Do not move to Step 2 until all prerequisites pass.

---

STEP 2 — Project setup

Tell me to run:

mkdir web-intelligence-agent && cd web-intelligence-agent

python3 -m venv .venv

source .venv/bin/activate

Verify the .venv is active (prompt should show (.venv)).

---

STEP 3 — Install dependencies

Tell me to run in order:

pip install scrapegraphai

python3 -m playwright install chromium

Warn me: Playwright must be installed separately after scrapegraphai — do not skip it.

Wait for both installs to succeed.

---

STEP 4 — Create scraper.py

Give me this exact code:

import json
from scrapegraphai.graphs import SmartScraperGraph

graph_config = {
    "llm": {
        "model": "ollama/llama3.1:8b",
        "model_tokens": 8192,
        "format": "json",
        "base_url": "http://localhost:11434",
    },
    "embeddings": {
        "model": "ollama/nomic-embed-text",
        "base_url": "http://localhost:11434",
    },
    "headless": True,
}

url = input("Enter URL to scrape: ")
prompt = input("What do you want to extract? ")

result = SmartScraperGraph(
    prompt=prompt,
    source=url,
    config=graph_config
).run()

print("\n--- RESULT ---")
print(json.dumps(result, indent=4))

Tell me to run:

python3 scraper.py

Test with:

URL: https://en.wikipedia.org/wiki/Python_(programming_language)

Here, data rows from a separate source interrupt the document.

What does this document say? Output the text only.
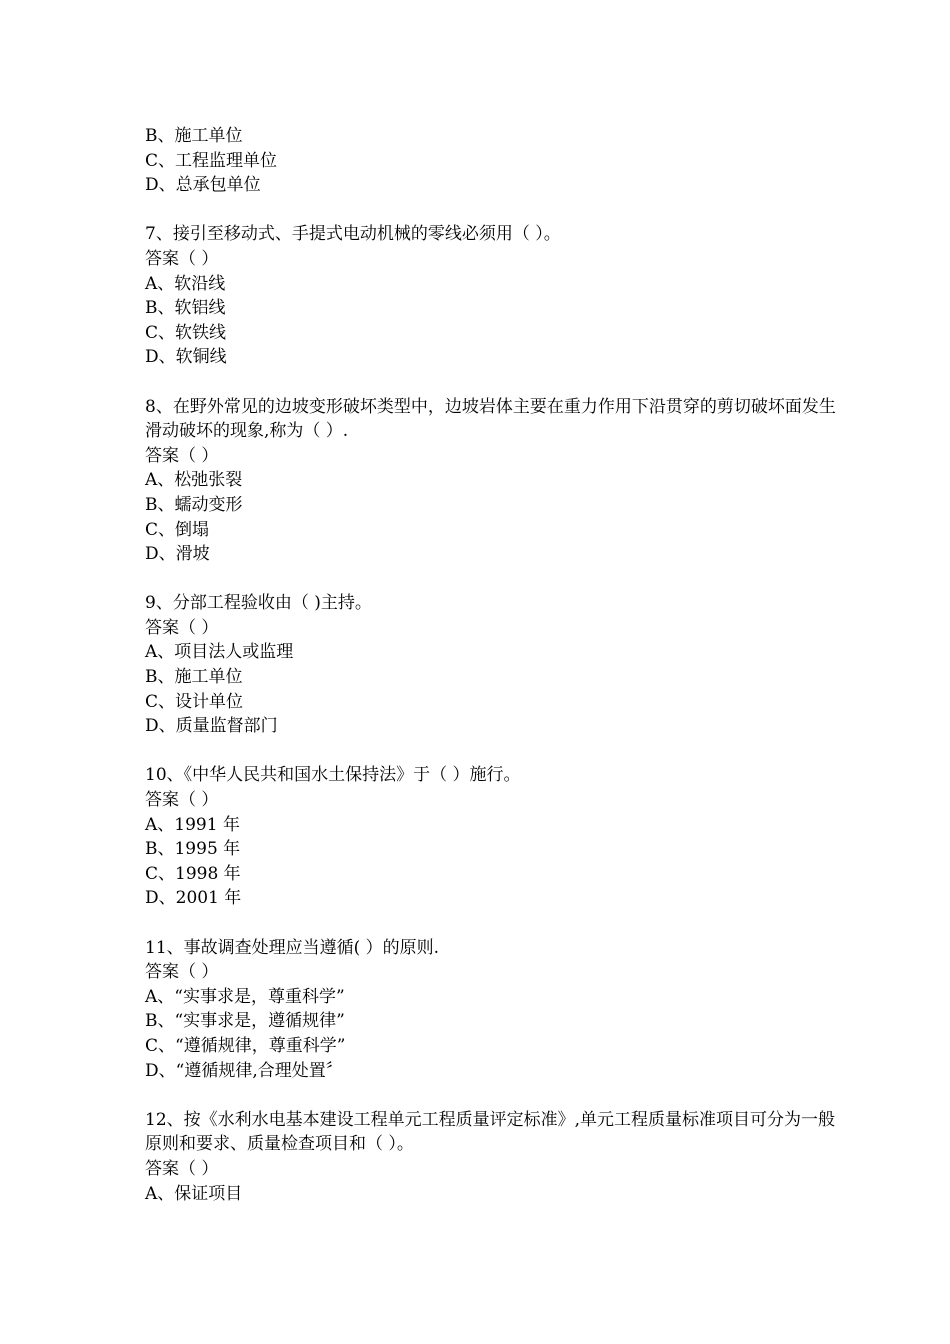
B、施工单位

C、工程监理单位

D、总承包单位

7、接引至移动式、手提式电动机械的零线必须用（ ）。

答案（ ）

A、软沿线

B、软铝线

C、软铁线

D、软铜线

8、在野外常见的边坡变形破坏类型中，边坡岩体主要在重力作用下沿贯穿的剪切破坏面发生滑动破坏的现象,称为（ ）.

答案（ ）

A、松弛张裂

B、蠕动变形

C、倒塌

D、滑坡

9、分部工程验收由（ )主持。

答案（ ）

A、项目法人或监理

B、施工单位

C、设计单位

D、质量监督部门

10、《中华人民共和国水土保持法》于（ ）施行。

答案（ ）

A、1991 年

B、1995 年

C、1998 年

D、2001 年

11、事故调查处理应当遵循( ）的原则.

答案（ ）

A、“实事求是，尊重科学”

B、“实事求是，遵循规律”

C、“遵循规律，尊重科学”

D、“遵循规律,合理处置〞

12、按《水利水电基本建设工程单元工程质量评定标准》,单元工程质量标准项目可分为一般原则和要求、质量检查项目和（ ）。

答案（ ）

A、保证项目
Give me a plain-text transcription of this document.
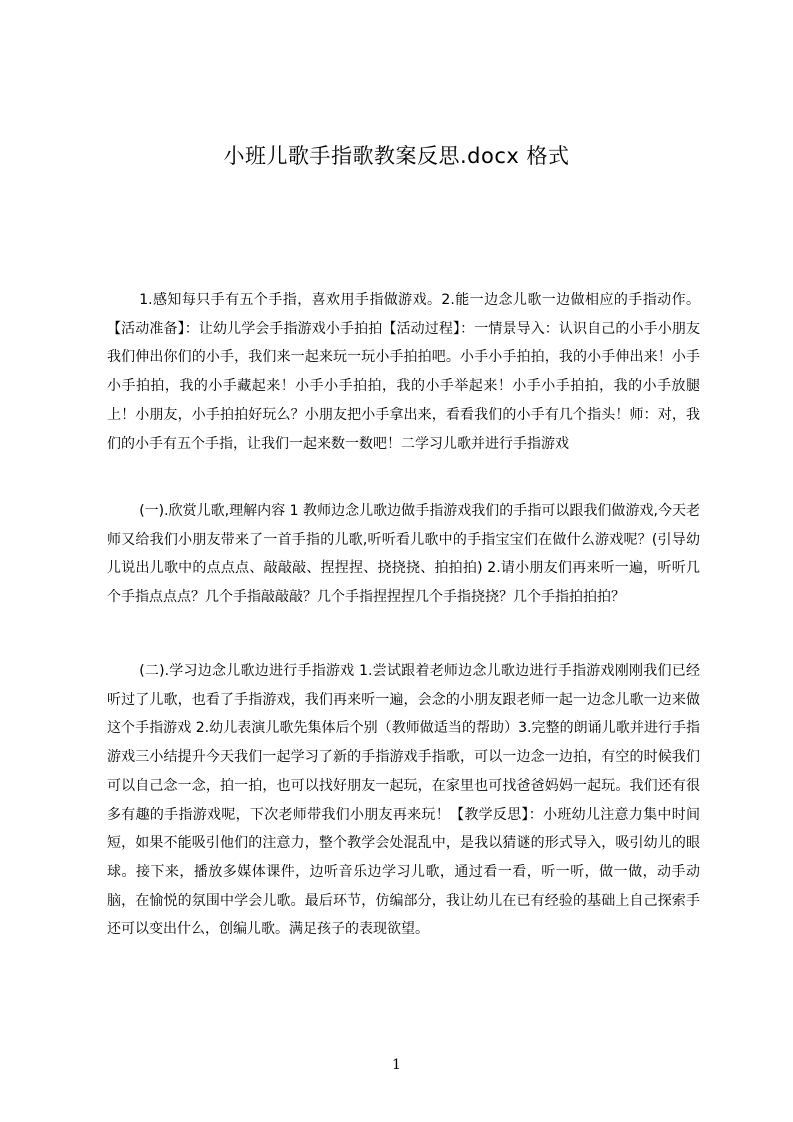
小班儿歌手指歌教案反思.docx 格式

1.感知每只手有五个手指，喜欢用手指做游戏。2.能一边念儿歌一边做相应的手指动作。【活动准备】：让幼儿学会手指游戏小手拍拍【活动过程】：一情景导入：认识自己的小手小朋友我们伸出你们的小手，我们来一起来玩一玩小手拍拍吧。小手小手拍拍，我的小手伸出来！小手小手拍拍，我的小手藏起来！小手小手拍拍，我的小手举起来！小手小手拍拍，我的小手放腿上！小朋友，小手拍拍好玩么？小朋友把小手拿出来，看看我们的小手有几个指头！师：对，我们的小手有五个手指，让我们一起来数一数吧！二学习儿歌并进行手指游戏

(一).欣赏儿歌,理解内容 1 教师边念儿歌边做手指游戏我们的手指可以跟我们做游戏,今天老师又给我们小朋友带来了一首手指的儿歌,听听看儿歌中的手指宝宝们在做什么游戏呢？(引导幼儿说出儿歌中的点点点、敲敲敲、捏捏捏、挠挠挠、拍拍拍) 2.请小朋友们再来听一遍，听听几个手指点点点？几个手指敲敲敲？几个手指捏捏捏几个手指挠挠？几个手指拍拍拍？

(二).学习边念儿歌边进行手指游戏 1.尝试跟着老师边念儿歌边进行手指游戏刚刚我们已经听过了儿歌，也看了手指游戏，我们再来听一遍，会念的小朋友跟老师一起一边念儿歌一边来做这个手指游戏 2.幼儿表演儿歌先集体后个别（教师做适当的帮助）3.完整的朗诵儿歌并进行手指游戏三小结提升今天我们一起学习了新的手指游戏手指歌，可以一边念一边拍，有空的时候我们可以自己念一念，拍一拍，也可以找好朋友一起玩，在家里也可找爸爸妈妈一起玩。我们还有很多有趣的手指游戏呢，下次老师带我们小朋友再来玩！【教学反思】：小班幼儿注意力集中时间短，如果不能吸引他们的注意力，整个教学会处混乱中，是我以猜谜的形式导入，吸引幼儿的眼球。接下来，播放多媒体课件，边听音乐边学习儿歌，通过看一看，听一听，做一做，动手动脑，在愉悦的氛围中学会儿歌。最后环节，仿编部分，我让幼儿在已有经验的基础上自己探索手还可以变出什么，创编儿歌。满足孩子的表现欲望。

1
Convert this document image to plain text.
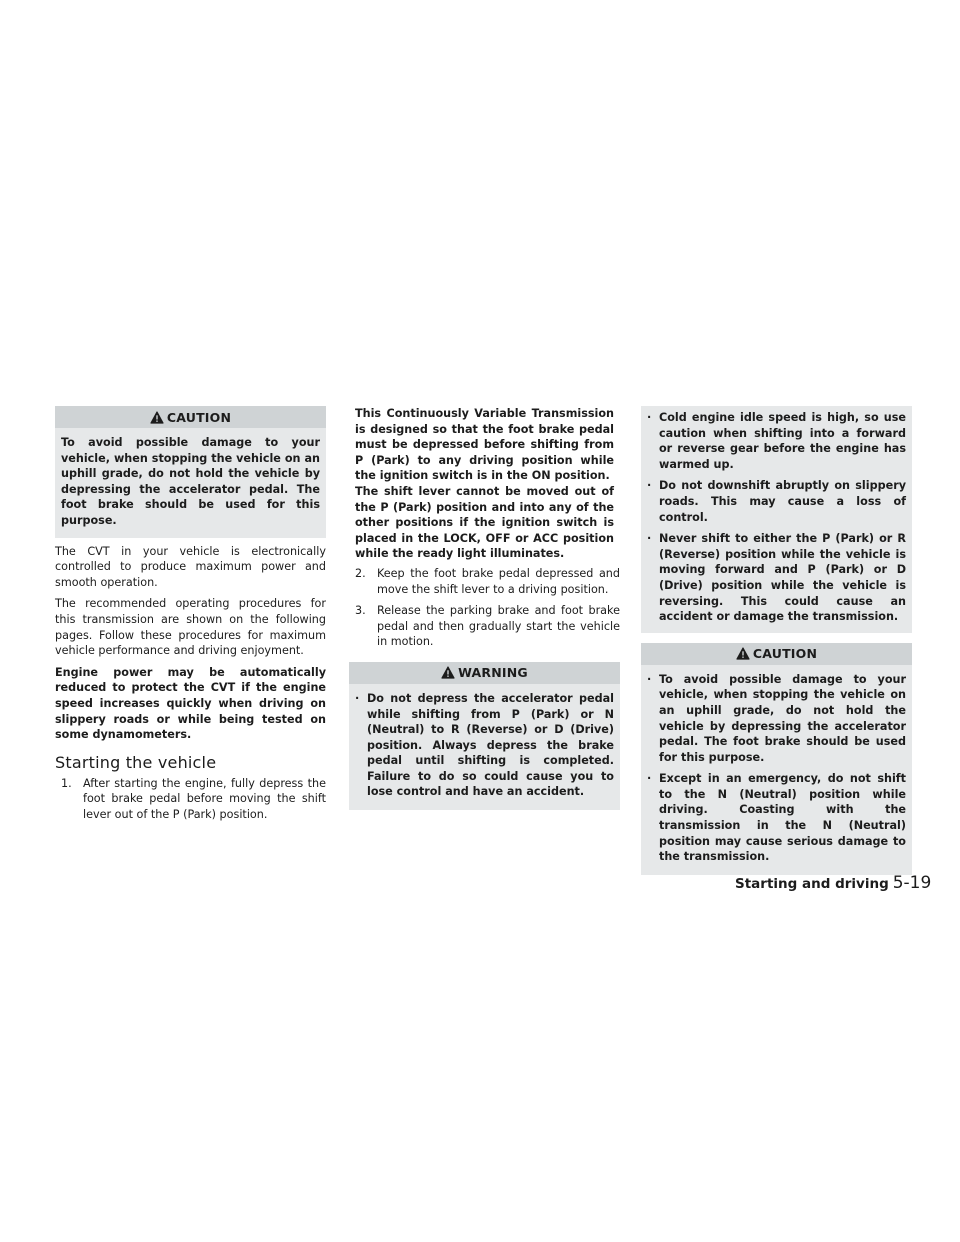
CAUTION
To avoid possible damage to your vehicle, when stopping the vehicle on an uphill grade, do not hold the vehicle by depressing the accelerator pedal. The foot brake should be used for this purpose.

The CVT in your vehicle is electronically controlled to produce maximum power and smooth operation.

The recommended operating procedures for this transmission are shown on the following pages. Follow these procedures for maximum vehicle performance and driving enjoyment.

Engine power may be automatically reduced to protect the CVT if the engine speed increases quickly when driving on slippery roads or while being tested on some dynamometers.

Starting the vehicle
1.	After starting the engine, fully depress the foot brake pedal before moving the shift lever out of the P (Park) position.

This Continuously Variable Transmission is designed so that the foot brake pedal must be depressed before shifting from P (Park) to any driving position while the ignition switch is in the ON position.

The shift lever cannot be moved out of the P (Park) position and into any of the other positions if the ignition switch is placed in the LOCK, OFF or ACC position while the ready light illuminates.

2.	Keep the foot brake pedal depressed and move the shift lever to a driving position.
3.	Release the parking brake and foot brake pedal and then gradually start the vehicle in motion.
WARNING
· Do not depress the accelerator pedal while shifting from P (Park) or N (Neutral) to R (Reverse) or D (Drive) position. Always depress the brake pedal until shifting is completed. Failure to do so could cause you to lose control and have an accident.
· Cold engine idle speed is high, so use caution when shifting into a forward or reverse gear before the engine has warmed up.
· Do not downshift abruptly on slippery roads. This may cause a loss of control.
· Never shift to either the P (Park) or R (Reverse) position while the vehicle is moving forward and P (Park) or D (Drive) position while the vehicle is reversing. This could cause an accident or damage the transmission.
CAUTION
· To avoid possible damage to your vehicle, when stopping the vehicle on an uphill grade, do not hold the vehicle by depressing the accelerator pedal. The foot brake should be used for this purpose.
· Except in an emergency, do not shift to the N (Neutral) position while driving. Coasting with the transmission in the N (Neutral) position may cause serious damage to the transmission.
Starting and driving 5-19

Prompt: Extract the main title, summary, and list all section headings

Expected: structured JSON with title, summary, and section headings.

---

STEP 5 — Verify it works

Tell me to test with a second URL:

URL: https://example.com

Prompt: Extract the domain name, main heading, and description

Expected output:

{
  "domain_name": "example.com",
  "main_heading": "Example Domain",
  "description": "This domain is for use in documentation examples without needing permission."
}

If both tests pass, the stack is working correctly.

Architecture

DEV TOOLS INFRASTRUCTURE ScrapeGraphAI ★ 23.0k ollama dev tool nomic-embed-text dev tool Local machine infrastructure YOUR SaaS APP

Dev Tools

  • ScrapeGraphAI — Fetches web pages and extracts structured JSON using natural language prompts — no CSS selectors needed
  • ollama — Runs llama3.1:8b locally — minimum recommended model for reliable extraction
  • nomic-embed-text — Embeddings model required by ScrapeGraphAI for chunking and semantic search — pull via ollama

Infrastructure

  • Local machine — Local infrastructure

Stack Components

Tool / Service Type Role Verdict
ScrapeGraphAI★ 23.0k Dev Tool Fetches web pages and extracts structured JSON using natural language prompts — no CSS selectors needed SOLID
ollama Dev Tool Runs llama3.1:8b locally — minimum recommended model for reliable extraction SOLID
nomic-embed-text Dev Tool Embeddings model required by ScrapeGraphAI for chunking and semantic search — pull via ollama
Local machine Service Local infrastructure

Proof it works

Built with this exact stack: Tested on macOS Apple Silicon. Built vibe-coding-price-compare — a local app that scrapes Cursor, Windsurf, GitHub Copilot, Codeium, and Tabnine pricing pages and answers questions in plain English. All 5 tools scraped successfully. Zero API keys. Runs entirely on ollama/llama3.1:8b locally.